ですので、インボイス制度開始をじっと待つだけでなく対策をする必要があります。ここでは、個人事業主が行える対策をご紹介します。
法人成りをする
今後の長期的な節税対策にはなりませんが、法人成りをすることで最高2年間の消費税の納付を免除することができます。ただし、その免除を受けるためには「資本金が1000万円以下であること」という条件があります。
また、2期目も免除を受けるためには下記の条件を満たす必要があります。下記で解説する「特定期間」とは「事業年度の前事業年度開始の日以後6カ月」とします。
- 特定期間の売上額が1000万円以下であること
- 特定期間の給与等支払額の合計額が1000万円以下であること
また、2年間の消費税納付免除は個人事業主にも該当します。ですのでインボイス制度開始後、個人事業主として2年、その後法人成りして2年、合計4年間の免除を受けることも可能です。そのためには、消費税納付免除の仕組みをしっかりと理解しておく必要があります。
国税庁:納付義務の免除
免税事業者のままでも取引を継続できるよう価値を発揮する
免税事業者であり続ける場合、取引を中止されないためにも自分の事業の価値を発揮しなければなりません。
繰り返しになりますが、取引先が課税事業者の場合、免税事業者との取引では消費税の仕入課税控除が利用できませんので、価値を見出せない免税事業者との取引は極力避けるようになるでしょう。
免税事業者が取引を継続してもらうためには、取引先にとって「仕入税額控除を利用できなくても、欠かせない事業者」である必要があります。そのためには、日頃の自分の事業の価値や立ち振る舞いには十分に注意を払い、取引先と上手く付き合っていくことが重要となります。
年間売上1000万円超を目指す
そもそも年間売上1000万円超の事業者は課税事業者となります。売上を1000万円超にしてしまえば、ある意味インボイス制度の施行に関係なく消費税の納付をしなければなりません。

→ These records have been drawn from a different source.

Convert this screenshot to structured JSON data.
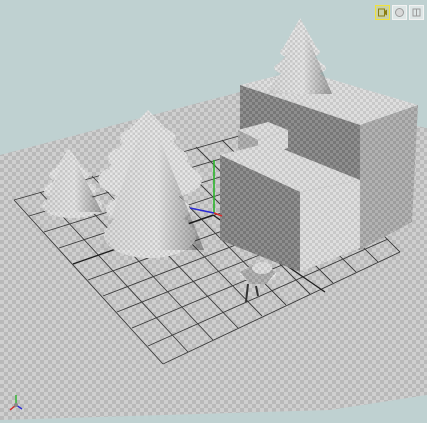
{
  "viewport": {
    "background_color": "#bfd1d1",
    "ground_color": "#c4c4c4",
    "grid_color": "#3a3a3a",
    "objects": [
      {
        "kind": "tree",
        "name": "small-tree"
      },
      {
        "kind": "tree",
        "name": "large-tree"
      },
      {
        "kind": "tree",
        "name": "hilltop-tree"
      },
      {
        "kind": "box",
        "name": "tall-block"
      },
      {
        "kind": "box",
        "name": "low-block"
      },
      {
        "kind": "box",
        "name": "small-cube"
      },
      {
        "kind": "character",
        "name": "figure"
      }
    ],
    "axes": {
      "x_color": "#d42a2a",
      "y_color": "#2ab42a",
      "z_color": "#2a2ad4"
    }
  },
  "toolbar": {
    "buttons": [
      {
        "name": "view-mode-1",
        "icon": "camera-icon",
        "active": true
      },
      {
        "name": "view-mode-2",
        "icon": "shading-icon",
        "active": false
      },
      {
        "name": "view-mode-3",
        "icon": "overlay-icon",
        "active": false
      }
    ]
  }
}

インボイス制度は、免税事業者にとってデメリットが多いと解説してきました。根本的な解決にはなりませんが、そもそも課税事業者になることで、インボイス制度の開始がデメリットと感じづらくなるでしょう。
売上を増やすことは大変難しいことではありますが、これを機に現在免税事業者の方は売上1000万円超を目指す、というのも一つの手です。
最後に
冒頭でも話した通り、今後個人事業主(フリーランス)として活動を続けていく場合、インボイス制度の内容やその対策はしっかりと把握しておくべきです。この制度を理解しているのとそうでないのとでは、今後大きな差が生まれてくるでしょう。
課税事業者は取引先を検討し直す必要があります。免税事業者は「課税事業者になるのか、免税事業者を続けていくのか」を決断する必要があります。
自分が現在取引をしているのは課税事業者なのか、免税事業者なのかも把握しておくことも重要です。
フリーランスエンジニアの方は、下記の記事も参考にしてください。インボイス制度に対しポジティブな考え方を紹介しています。
【インボイス制度】それでもフリーランスエンジニアは稼げる
どのような選択をしても事業が良い方向に向うためには、インボイス制度開始前にしっかりと準備していくことが重要です。